A significant number of our members are residents and voters in the communities ultimately providing funding for site preparation and building construction, including cost overruns and other contingent expenses to maintain a completed project and comply with state and federal code, such as accessibility accommodations under Americans With Disabilities Act (ADA) and their continuing upkeep in all weather conditions from Hemlock Road to the new “site.”

The issue presented on the ballot was a matter of the financing, whether to accept funds from the Massachusetts School Building Authority and support the balance from the school systems served by NEMT. The need for the “New Voke” was supported by the longstanding pre-feasibility recommendation. Since the only documentation about the plan for the school was the pre-feasibility recommendation of using the playing fields, voters that were paying attention would reasonably believe that was the intent.

For the NEMT to then publicize their more financially and environmentally costly plan only after the vote can only be described as a bait and switch maneuver.

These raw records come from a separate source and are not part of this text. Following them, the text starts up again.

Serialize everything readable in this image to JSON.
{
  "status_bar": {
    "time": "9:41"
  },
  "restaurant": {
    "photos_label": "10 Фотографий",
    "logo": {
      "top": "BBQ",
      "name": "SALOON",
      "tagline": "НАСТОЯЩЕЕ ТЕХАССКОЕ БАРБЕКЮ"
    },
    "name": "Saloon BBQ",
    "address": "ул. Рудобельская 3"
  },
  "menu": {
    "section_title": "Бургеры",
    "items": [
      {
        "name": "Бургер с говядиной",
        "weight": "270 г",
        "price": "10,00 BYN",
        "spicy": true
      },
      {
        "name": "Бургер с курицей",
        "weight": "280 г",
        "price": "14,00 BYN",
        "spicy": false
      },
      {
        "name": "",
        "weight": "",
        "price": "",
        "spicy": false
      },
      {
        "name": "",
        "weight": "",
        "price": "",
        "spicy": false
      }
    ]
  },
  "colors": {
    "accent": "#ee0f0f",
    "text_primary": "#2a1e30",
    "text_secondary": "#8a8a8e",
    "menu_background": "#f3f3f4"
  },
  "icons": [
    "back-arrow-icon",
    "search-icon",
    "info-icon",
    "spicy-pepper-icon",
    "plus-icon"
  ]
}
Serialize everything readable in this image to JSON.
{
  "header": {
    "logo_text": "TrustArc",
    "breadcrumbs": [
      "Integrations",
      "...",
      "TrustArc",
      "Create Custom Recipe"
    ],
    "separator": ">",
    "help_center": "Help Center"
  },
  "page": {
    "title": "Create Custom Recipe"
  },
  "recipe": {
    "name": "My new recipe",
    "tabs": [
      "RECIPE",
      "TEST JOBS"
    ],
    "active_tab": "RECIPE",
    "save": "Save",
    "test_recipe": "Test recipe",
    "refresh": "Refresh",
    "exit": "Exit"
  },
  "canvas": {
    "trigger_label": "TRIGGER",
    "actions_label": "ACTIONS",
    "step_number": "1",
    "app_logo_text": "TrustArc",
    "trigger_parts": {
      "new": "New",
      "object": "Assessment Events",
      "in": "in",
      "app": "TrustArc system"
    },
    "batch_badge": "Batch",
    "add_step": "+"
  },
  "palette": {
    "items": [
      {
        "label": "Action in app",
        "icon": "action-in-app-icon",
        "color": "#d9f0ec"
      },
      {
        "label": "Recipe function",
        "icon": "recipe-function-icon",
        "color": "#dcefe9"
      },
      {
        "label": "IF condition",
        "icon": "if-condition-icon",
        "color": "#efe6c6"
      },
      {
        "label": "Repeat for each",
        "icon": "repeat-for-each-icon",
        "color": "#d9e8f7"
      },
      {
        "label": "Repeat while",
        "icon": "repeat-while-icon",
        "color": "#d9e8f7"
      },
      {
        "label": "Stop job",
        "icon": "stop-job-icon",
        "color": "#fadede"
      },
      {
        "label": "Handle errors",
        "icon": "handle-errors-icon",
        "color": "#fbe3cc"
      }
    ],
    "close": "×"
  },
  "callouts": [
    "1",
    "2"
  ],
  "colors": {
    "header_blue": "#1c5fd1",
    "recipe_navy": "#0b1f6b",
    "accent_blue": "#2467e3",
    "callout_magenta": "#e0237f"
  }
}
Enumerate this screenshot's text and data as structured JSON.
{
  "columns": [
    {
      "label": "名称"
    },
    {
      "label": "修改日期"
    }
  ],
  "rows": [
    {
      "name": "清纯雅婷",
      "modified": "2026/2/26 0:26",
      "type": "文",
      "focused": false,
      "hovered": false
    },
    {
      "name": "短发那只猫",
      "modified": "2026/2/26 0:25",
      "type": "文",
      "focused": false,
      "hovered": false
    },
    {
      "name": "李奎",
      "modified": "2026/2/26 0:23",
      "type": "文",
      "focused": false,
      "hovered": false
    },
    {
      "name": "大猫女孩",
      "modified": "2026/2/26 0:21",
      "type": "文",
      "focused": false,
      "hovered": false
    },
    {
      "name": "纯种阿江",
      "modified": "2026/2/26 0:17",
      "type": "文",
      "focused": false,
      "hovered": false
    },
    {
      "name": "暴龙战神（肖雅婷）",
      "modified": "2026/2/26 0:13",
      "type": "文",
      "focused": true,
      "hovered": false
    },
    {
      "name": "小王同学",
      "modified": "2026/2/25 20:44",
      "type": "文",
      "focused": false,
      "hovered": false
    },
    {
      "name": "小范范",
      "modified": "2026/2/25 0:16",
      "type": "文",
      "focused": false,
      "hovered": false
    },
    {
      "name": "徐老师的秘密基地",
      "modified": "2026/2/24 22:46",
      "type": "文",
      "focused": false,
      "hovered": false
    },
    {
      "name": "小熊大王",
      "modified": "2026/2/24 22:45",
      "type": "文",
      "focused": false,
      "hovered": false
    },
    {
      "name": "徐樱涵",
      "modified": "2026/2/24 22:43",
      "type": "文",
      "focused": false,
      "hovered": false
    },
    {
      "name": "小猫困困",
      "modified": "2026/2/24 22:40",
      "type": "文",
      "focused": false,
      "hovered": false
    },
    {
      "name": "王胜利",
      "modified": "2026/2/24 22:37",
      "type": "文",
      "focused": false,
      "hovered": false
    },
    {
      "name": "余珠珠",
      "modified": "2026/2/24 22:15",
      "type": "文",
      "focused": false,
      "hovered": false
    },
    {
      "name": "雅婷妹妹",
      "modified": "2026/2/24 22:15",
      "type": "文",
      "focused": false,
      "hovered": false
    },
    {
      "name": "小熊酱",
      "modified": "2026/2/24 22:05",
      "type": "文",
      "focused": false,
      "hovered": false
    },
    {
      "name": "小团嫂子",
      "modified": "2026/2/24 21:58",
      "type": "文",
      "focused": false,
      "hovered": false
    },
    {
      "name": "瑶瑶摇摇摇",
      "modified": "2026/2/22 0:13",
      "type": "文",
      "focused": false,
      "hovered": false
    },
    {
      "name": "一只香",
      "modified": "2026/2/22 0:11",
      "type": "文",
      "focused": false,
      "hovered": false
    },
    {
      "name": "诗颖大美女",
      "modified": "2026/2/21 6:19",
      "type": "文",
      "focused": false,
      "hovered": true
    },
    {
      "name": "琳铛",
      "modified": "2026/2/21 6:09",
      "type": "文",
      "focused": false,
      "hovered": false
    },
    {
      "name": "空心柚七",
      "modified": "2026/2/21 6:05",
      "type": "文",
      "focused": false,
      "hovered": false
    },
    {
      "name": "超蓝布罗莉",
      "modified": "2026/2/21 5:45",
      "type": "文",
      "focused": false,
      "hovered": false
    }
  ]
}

We stand with the Sierra Club-Massachusetts in its recent letter to the Massachusetts School Building Authority detailing the environmental value of this hilltop forest. The NEMT must also consider the quantifiable environmental services provided by a mature upland forest and the other benefits to human habitation it confers. It provides shade that cools ambient air temperatures for the surrounding areas, serves as a windbreak to extreme winds, presents structures and features that aid stormwater retention, erosion control, and groundwater recharge during extreme weather events, and provides a ready means for exchange and sequestration of atmospheric carbon, all in addition to the preserving relative tranquility and enjoyment of place by neighbors and the community at-large. 

On behalf of our members, we join with the many voices opposing the current site plan. A well designed, suitably sited, and solidly constructed “New Voke” should be built on the first site proposed, with traffic access via the existing improved right of way, Hemlock Road.